In 1976 a deadly virus emerged from the Congo forest. As swiftly as it came, it disappeared, leaving no trace. Over the four decades since, Ebola has emerged sporadically, each time to devastating effect. It can kill up to 90 percent of its victims. In between these outbreaks, it is untraceable, hiding deep in the jungle. The search is on to find Ebola’s elusive host animal. And until we find it, Ebola will continue to strike.
If you’ve been keeping up to date with the literature (or you’re a student or professional in any of the medical sciences) you might not learn too much that you did not already know.
“The current scientific understanding of ebolaviruses constitutes pinpricks of lights against a dark background.”
I felt like the book was basically rehashing a lot of what we already know about Ebola, epidemiology and some other viral haemorrhagic fevers. Which is not entirely obsolete because Quammen certainly has a way of making medical literature interesting in readable.
I do think that it will be a tough, albeit doable, read for the non-scientific layperson as there is still a bit of jargon. It’s certainly not a self-help book and as such you do need a bit of a baseline interest to make it through the pages (it is not very long).
Some interesting things I did learn include that bats are NOT the confirmed natural reservoir for Ebola as no live Ebola virus has yet been cultured from bats. Gorillas and other apes die en masse from Ebola, but they are not the natural reservoir either.
Quammen explains how the virus works, which is fascinating; and also elaborates on the socio-political climate of the virus over the years.
“What we should realise […] is that the events in West Africa […] tell us not just about the ugly facts of Ebola’s transmissibility and lethality; they tell us also about the ugly facts of poverty, inadequate health care, political dysfunction, and desperation […], and of neglectful disregard of those circumstances over time by the international community.”

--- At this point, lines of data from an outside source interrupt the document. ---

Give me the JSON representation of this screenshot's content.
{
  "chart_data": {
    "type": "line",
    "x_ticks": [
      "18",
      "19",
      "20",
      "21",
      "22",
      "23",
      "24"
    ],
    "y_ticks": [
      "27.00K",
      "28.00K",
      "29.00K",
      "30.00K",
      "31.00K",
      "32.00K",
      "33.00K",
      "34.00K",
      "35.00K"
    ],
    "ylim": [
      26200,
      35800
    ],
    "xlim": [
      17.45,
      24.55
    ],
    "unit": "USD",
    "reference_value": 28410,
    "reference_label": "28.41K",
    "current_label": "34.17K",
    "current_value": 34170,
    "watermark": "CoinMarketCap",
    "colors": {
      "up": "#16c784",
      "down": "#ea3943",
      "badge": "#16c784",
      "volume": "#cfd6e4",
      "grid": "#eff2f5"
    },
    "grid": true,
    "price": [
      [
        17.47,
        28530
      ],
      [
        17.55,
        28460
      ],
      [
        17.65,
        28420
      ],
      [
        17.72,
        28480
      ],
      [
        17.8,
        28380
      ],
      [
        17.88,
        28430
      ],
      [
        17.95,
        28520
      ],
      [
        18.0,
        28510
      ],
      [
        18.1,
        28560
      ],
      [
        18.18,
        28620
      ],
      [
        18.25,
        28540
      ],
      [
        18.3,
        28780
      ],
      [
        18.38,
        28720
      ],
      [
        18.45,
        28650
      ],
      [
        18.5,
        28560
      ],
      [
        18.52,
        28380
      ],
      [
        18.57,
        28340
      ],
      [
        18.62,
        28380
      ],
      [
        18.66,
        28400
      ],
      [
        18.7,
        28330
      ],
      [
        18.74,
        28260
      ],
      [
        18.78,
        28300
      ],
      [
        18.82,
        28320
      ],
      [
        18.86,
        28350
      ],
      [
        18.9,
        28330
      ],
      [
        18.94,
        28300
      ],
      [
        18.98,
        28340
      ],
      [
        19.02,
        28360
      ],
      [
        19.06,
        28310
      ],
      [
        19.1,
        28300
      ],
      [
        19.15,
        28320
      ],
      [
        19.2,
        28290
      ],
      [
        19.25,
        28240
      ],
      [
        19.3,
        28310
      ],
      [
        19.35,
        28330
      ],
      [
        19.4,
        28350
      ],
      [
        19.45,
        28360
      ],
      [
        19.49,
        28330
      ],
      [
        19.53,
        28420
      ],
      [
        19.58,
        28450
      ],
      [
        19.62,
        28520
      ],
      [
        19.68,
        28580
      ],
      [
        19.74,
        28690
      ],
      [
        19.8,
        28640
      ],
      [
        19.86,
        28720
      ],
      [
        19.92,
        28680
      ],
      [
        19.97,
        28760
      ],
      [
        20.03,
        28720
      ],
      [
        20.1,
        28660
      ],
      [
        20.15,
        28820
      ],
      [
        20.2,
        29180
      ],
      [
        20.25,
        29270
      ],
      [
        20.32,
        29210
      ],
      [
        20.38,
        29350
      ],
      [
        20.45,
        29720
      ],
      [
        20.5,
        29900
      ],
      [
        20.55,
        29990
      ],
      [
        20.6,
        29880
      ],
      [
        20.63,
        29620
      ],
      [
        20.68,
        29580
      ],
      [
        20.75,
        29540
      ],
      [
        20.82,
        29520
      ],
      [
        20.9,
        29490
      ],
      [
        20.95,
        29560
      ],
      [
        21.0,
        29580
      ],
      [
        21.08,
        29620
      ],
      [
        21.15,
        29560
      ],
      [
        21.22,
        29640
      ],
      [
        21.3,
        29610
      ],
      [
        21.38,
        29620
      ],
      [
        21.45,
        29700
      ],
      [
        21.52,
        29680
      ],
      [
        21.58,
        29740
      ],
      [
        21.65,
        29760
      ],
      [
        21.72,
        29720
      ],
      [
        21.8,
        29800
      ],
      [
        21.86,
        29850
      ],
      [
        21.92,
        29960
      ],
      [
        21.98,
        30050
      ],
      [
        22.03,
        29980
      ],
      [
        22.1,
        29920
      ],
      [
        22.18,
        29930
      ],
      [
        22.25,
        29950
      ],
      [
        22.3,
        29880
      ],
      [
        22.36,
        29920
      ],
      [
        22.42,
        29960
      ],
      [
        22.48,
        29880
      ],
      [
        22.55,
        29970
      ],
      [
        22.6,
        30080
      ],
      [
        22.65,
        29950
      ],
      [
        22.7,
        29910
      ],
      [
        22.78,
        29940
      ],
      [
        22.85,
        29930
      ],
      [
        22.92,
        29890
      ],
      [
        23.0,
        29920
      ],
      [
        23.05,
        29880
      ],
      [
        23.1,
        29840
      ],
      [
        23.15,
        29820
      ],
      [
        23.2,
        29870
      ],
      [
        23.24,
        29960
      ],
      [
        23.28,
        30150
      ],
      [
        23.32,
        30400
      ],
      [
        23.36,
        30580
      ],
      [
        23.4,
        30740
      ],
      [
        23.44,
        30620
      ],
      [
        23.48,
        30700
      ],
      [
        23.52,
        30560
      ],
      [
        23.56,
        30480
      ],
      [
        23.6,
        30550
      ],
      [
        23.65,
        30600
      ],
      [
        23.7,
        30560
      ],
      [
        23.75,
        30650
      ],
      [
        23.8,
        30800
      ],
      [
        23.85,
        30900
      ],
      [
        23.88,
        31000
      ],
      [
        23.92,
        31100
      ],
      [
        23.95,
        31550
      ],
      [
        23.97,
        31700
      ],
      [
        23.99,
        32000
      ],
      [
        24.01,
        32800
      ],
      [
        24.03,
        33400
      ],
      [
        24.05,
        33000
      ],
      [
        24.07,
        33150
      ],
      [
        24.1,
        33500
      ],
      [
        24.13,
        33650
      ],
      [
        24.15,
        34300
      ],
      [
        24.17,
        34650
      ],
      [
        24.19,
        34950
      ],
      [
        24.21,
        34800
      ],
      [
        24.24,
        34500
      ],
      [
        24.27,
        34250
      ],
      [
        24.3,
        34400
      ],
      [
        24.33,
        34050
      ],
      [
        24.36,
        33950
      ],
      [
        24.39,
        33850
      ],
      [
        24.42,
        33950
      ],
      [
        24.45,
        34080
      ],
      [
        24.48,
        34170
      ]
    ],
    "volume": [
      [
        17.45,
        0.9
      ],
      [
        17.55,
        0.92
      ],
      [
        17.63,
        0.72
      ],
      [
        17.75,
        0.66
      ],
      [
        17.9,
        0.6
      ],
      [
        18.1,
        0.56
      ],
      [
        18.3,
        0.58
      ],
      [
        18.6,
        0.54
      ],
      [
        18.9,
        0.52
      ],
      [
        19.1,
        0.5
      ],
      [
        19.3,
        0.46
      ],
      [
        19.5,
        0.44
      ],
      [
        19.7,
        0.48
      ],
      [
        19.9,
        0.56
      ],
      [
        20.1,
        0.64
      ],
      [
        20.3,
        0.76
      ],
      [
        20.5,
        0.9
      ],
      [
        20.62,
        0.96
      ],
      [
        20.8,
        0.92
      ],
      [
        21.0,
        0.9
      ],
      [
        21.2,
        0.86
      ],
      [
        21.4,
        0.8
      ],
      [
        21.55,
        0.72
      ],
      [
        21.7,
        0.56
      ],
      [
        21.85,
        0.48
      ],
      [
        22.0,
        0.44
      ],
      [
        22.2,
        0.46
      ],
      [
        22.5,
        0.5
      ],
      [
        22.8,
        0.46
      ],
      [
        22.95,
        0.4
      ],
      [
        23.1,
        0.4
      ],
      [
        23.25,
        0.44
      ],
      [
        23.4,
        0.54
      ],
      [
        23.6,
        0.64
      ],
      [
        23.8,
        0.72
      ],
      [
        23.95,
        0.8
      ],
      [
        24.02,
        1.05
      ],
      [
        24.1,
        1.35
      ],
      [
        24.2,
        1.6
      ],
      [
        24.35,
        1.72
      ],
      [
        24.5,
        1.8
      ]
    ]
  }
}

From a historical point of view I enjoyed reading about the timeline of outbreaks, and the various people that have contracted it through their work and their individual disease courses.
It made me aware of one thing: we don’t have this thing under control and maybe authorities would do well to stop pretending that they do. We don’t even know for sure what the natural reservoir of the virus is. There aren’t enough people studying the virus because they are afraid of it, as they should be. We don’t know why this outbreak is so much worse than previous outbreaks. We don’t know why healthcare workers who have been following all the protocols, like Nina Pham, still managed to contract the disease.
Just a week or two ago, people were trying to calm first-world citizens down with quips like, “We have gloves! We have autoclaves! Ebola won’t last long here!” Well lookit. It’s not enough. People are allowed to slip through quarantines and travel restrictions because somehow we still haven’t grasped the fact that viruses don’t care too much for borders when it comes to our interconnected globe.
I know we are trying to get people not to panic, but a bit of caution never hurt anybody. If the book taught me anything, it’s that policy makers are going to need to step up to the plate for this one.